Physics institute focused on developing countries gets a new leader
A physics centre with a mission to promote science in developing countries has a new commander-in-chief. Last week, physicist Atish Dabholkar began work as director of the Abdus Salam International Centre for Theoretical Physics (ICTP).
He takes over from Fernando Quevedo, who had been director since 2009, and who oversaw the centre’s expansion to include satellite institutes across the world. During Quevedo’s tenure, the ICTP also sought to broaden its sources of funding.
Based in Trieste, Italy, the ICTP was founded in 1964 — at the height of the cold war — by Abdus Salam, the first Muslim Nobel laureate in science. Salam, who was from Pakistan, led the centre until a few years before his death in 1996.
Established under the umbrella of the United Nations Educational, Scientific and Cultural Organization, and the International Atomic Energy Agency, the centre is located just a few miles inside Italy’s border with what was then communist Yugoslavia, and is now Slovenia.
In its early years it encouraged collaboration both between physicists from the East and West, as well as physicists from developed and developing countries — the latter was Salam's principal motivation in creating the centre. Today, the focus is mostly on research, and on capacity building of scientists from developing countries.
Since it was set up, the ICTP has provided some 165,000 scientists from 188 nations with postgraduate education, scholarships and opportunities to network and collaborate with leaders in their fields. Last year, one-quarter of the visiting researchers were women. The centre has also expanded to include more areas in the physical sciences, including applied mathematics and ecological economics.
Dabholkar’s appointment is welcomed by Jeff Murugan, a mathematical physicist who studies quantum gravity at the University of Cape Town, in South Africa. “I am very excited,” he says. From a cost–benefit point of view, theoretical physics is “cheap science”, Murugan adds. “This seems to me like the kind of science that Africa, with its enormous human potential, should be investing in.”
During his tenure, Quevedo had oversight of some 60 activities per year including research programmes, conferences and workshops, and engineered a breakneck expansion, opening satellite centres in Rwanda, China, Brazil and Mexico.
Dabholkar, who was previously head of the ICTP’s high energy, cosmology and astroparticle physics section, says that for at least his first two years at the helm, he will focus on consolidating the centre’s current activities rather than starting major new ones.
Some of the centre’s alumni choose to stay abroad, but others return to their home countries and contribute to their societies. Finding quantitative metrics to gauge the centre’s impact on this front — and whether its impact is growing over time — remains a challenge, Dabholkar says, but one he intends to work on.

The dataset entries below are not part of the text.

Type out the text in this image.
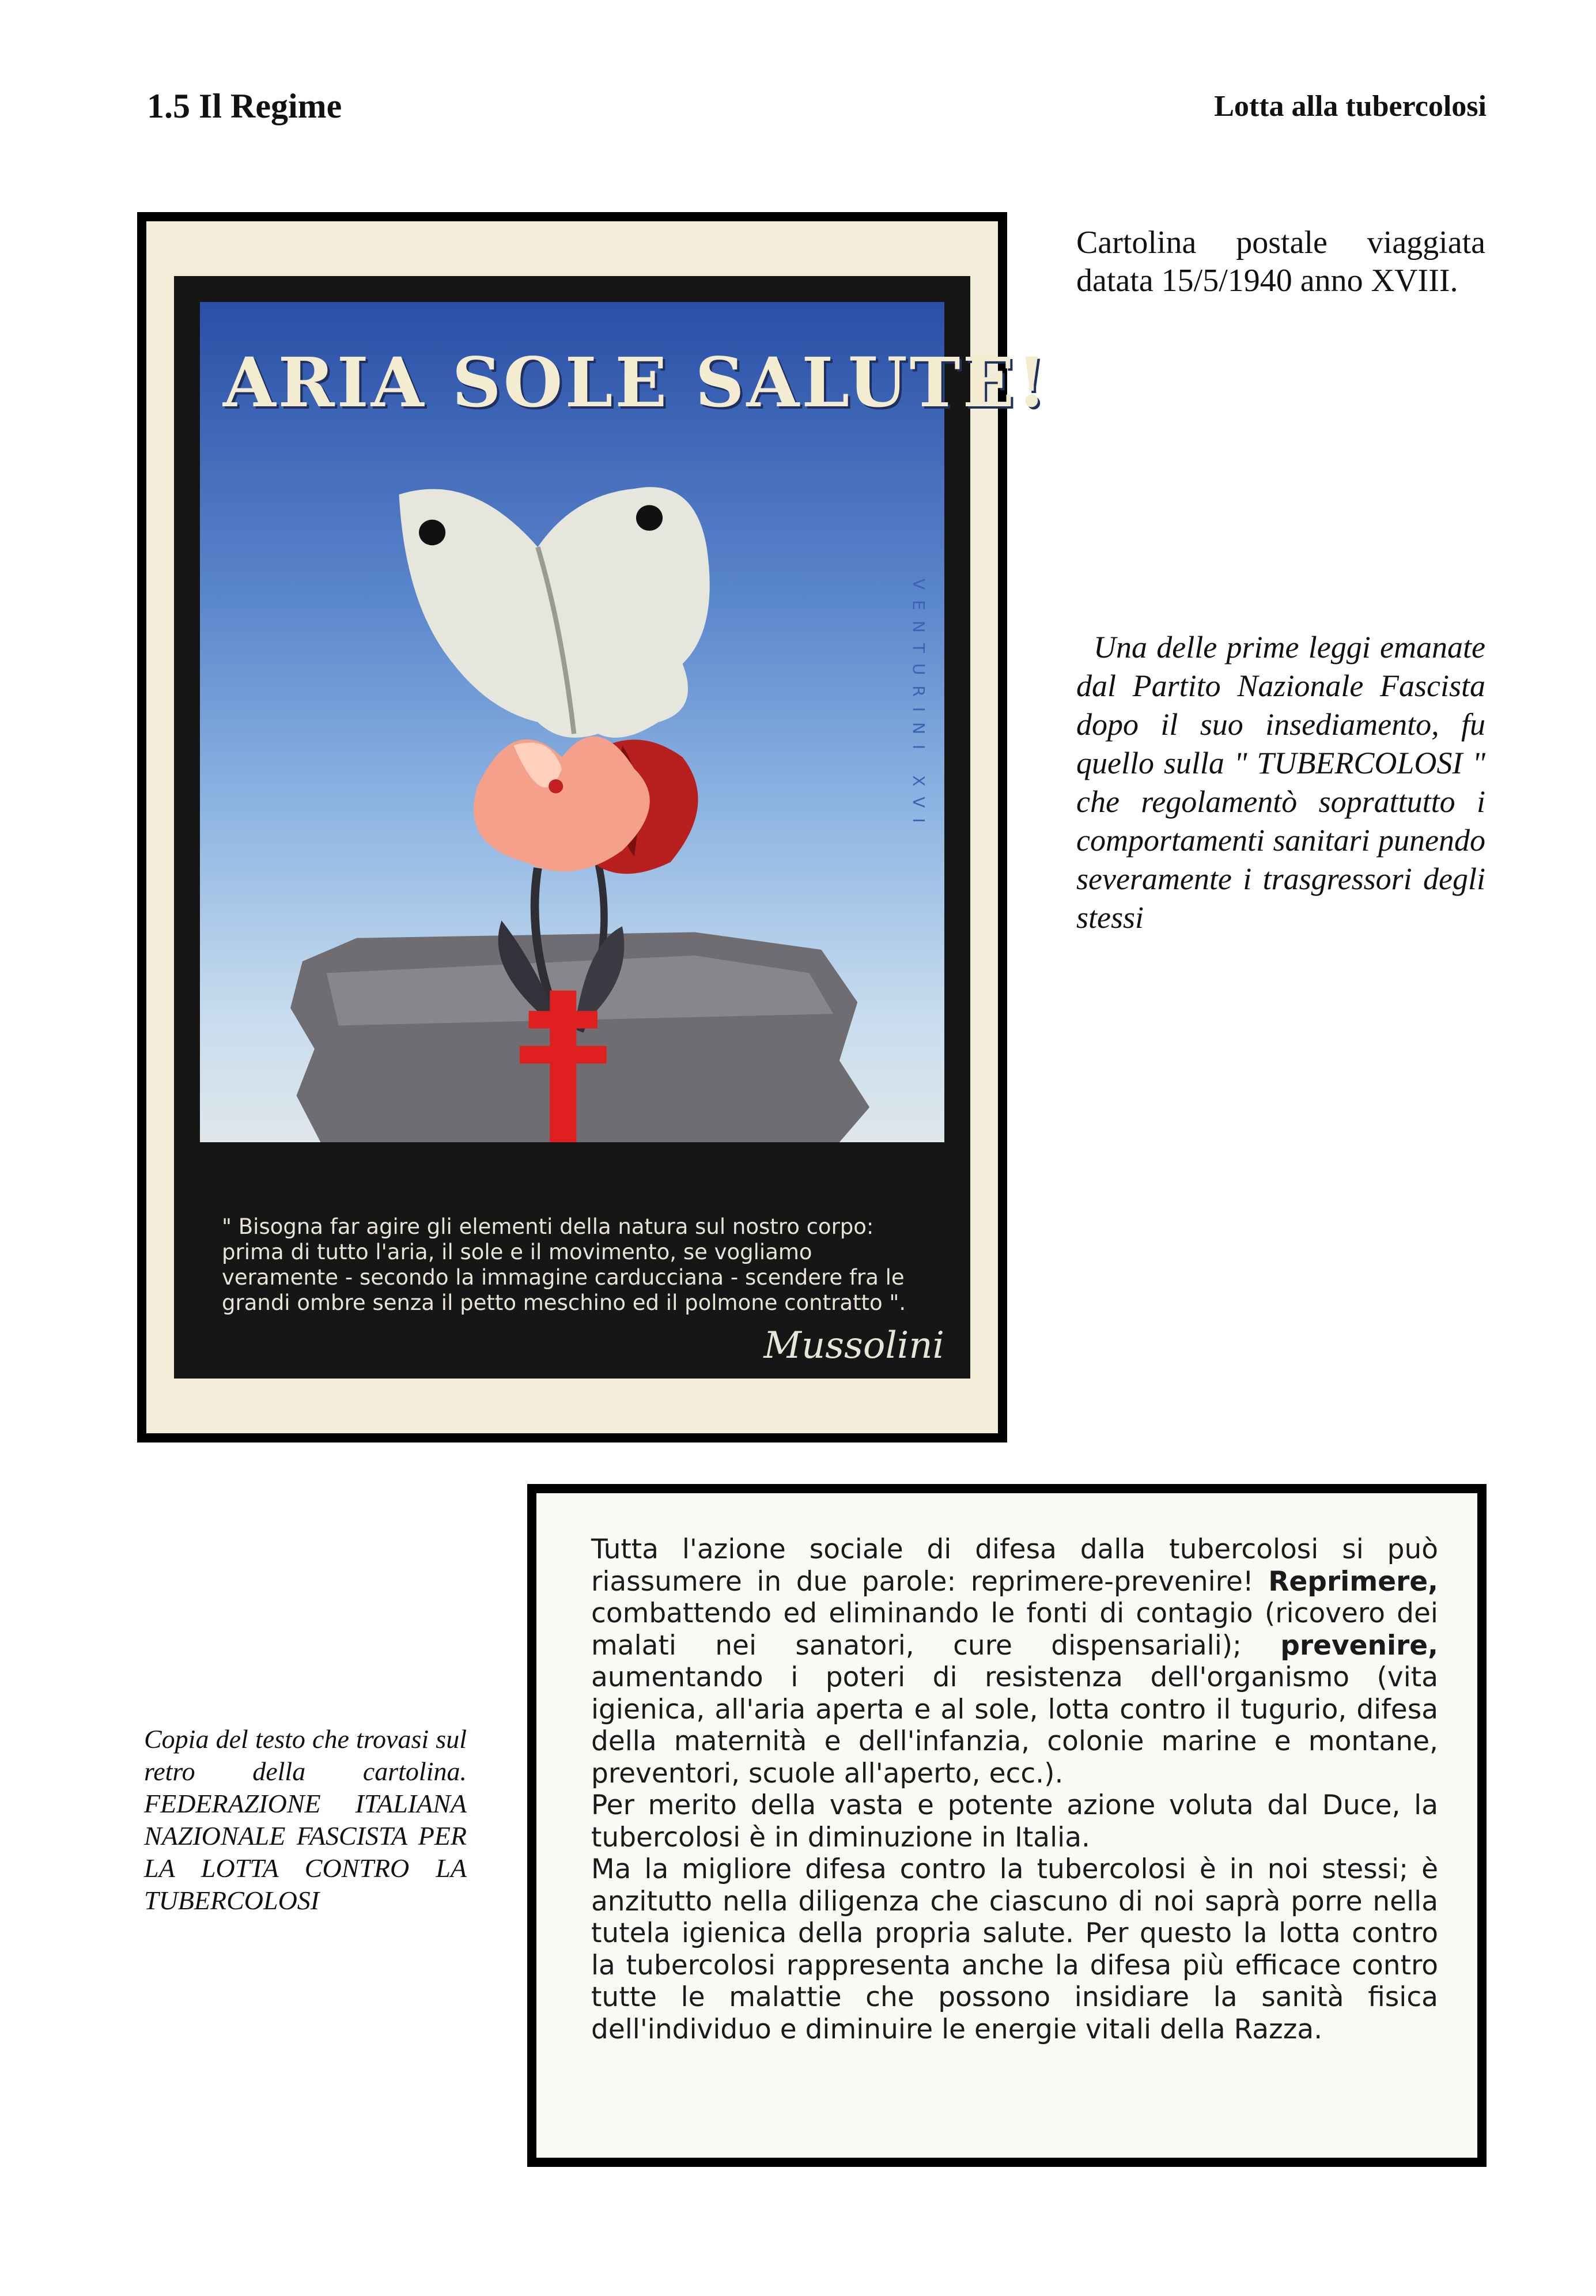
1.5 Il Regime	Lotta alla tubercolosi
ARIA SOLE SALUTE!
VENTURINI XVI
" Bisogna far agire gli elementi della natura sul nostro corpo: prima di tutto l'aria, il sole e il movimento, se vogliamo veramente - secondo la immagine carducciana - scendere fra le grandi ombre senza il petto meschino ed il polmone contratto ".
Mussolini
Cartolina postale viaggiata datata 15/5/1940 anno XVIII.
Una delle prime leggi emanate dal Partito Nazionale Fascista dopo il suo insediamento, fu quello sulla " TUBERCOLOSI " che regolamentò soprattutto i comportamenti sanitari punendo severamente i trasgressori degli stessi
Copia del testo che trovasi sul retro della cartolina. FEDERAZIONE ITALIANA NAZIONALE FASCISTA PER LA LOTTA CONTRO LA TUBERCOLOSI
Tutta l'azione sociale di difesa dalla tubercolosi si può riassumere in due parole: reprimere-prevenire! Reprimere, combattendo ed eliminando le fonti di contagio (ricovero dei malati nei sanatori, cure dispensariali); prevenire, aumentando i poteri di resistenza dell'organismo (vita igienica, all'aria aperta e al sole, lotta contro il tugurio, difesa della maternità e dell'infanzia, colonie marine e montane, preventori, scuole all'aperto, ecc.).
Per merito della vasta e potente azione voluta dal Duce, la tubercolosi è in diminuzione in Italia.
Ma la migliore difesa contro la tubercolosi è in noi stessi; è anzitutto nella diligenza che ciascuno di noi saprà porre nella tutela igienica della propria salute. Per questo la lotta contro la tubercolosi rappresenta anche la difesa più efficace contro tutte le malattie che possono insidiare la sanità fisica dell'individuo e diminuire le energie vitali della Razza.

Quevedo says it isn’t easy to evaluate real impact. The ICTP’s efforts are most productive in countries that have solid policies to develop their own research capacity. “We call it contribution to science culture in a country,” he adds.
But Pervez Hoodbhoy, a physicist at Forman Christian College in Lahore, Pakistan, and an ICTP alumnus, says that the centre cannot be a substitute for a country’s whole higher-education system. As a result, he says, “the more advanced among developing countries have benefited far more from ICTP than less advanced ones”.
Dabholkar says he will continue an effort by his predecessor to broaden the ICTP’s funding base. Italy has historically been the centre’s main financial sponsor, currently providing around 80% of its yearly budget of €26 million (US$29 million); another 10% comes from the International Atomic Energy Agency.
Quevedo points to one recent funding success. The European Research Council agreed to a request from Quevedo to allow applications from ICTP researchers from outside the European Union. Starting in 2020, these researchers will be eligible for ERC grants, on the grounds of being part of an institution located in the EU.
Dabholkar grew up in a small village in Kanpur in the north of India, and says he comes from a family of intellectuals and social activists who were inspired by the idea of rebuilding the nation after it gained independence from Britain in 1947. This, he says, means the mission of the ICTP is very close to his heart.
“Growing up in India gave me a certain sense of commitment and a perspective about a broad cross-section of the society,” he says.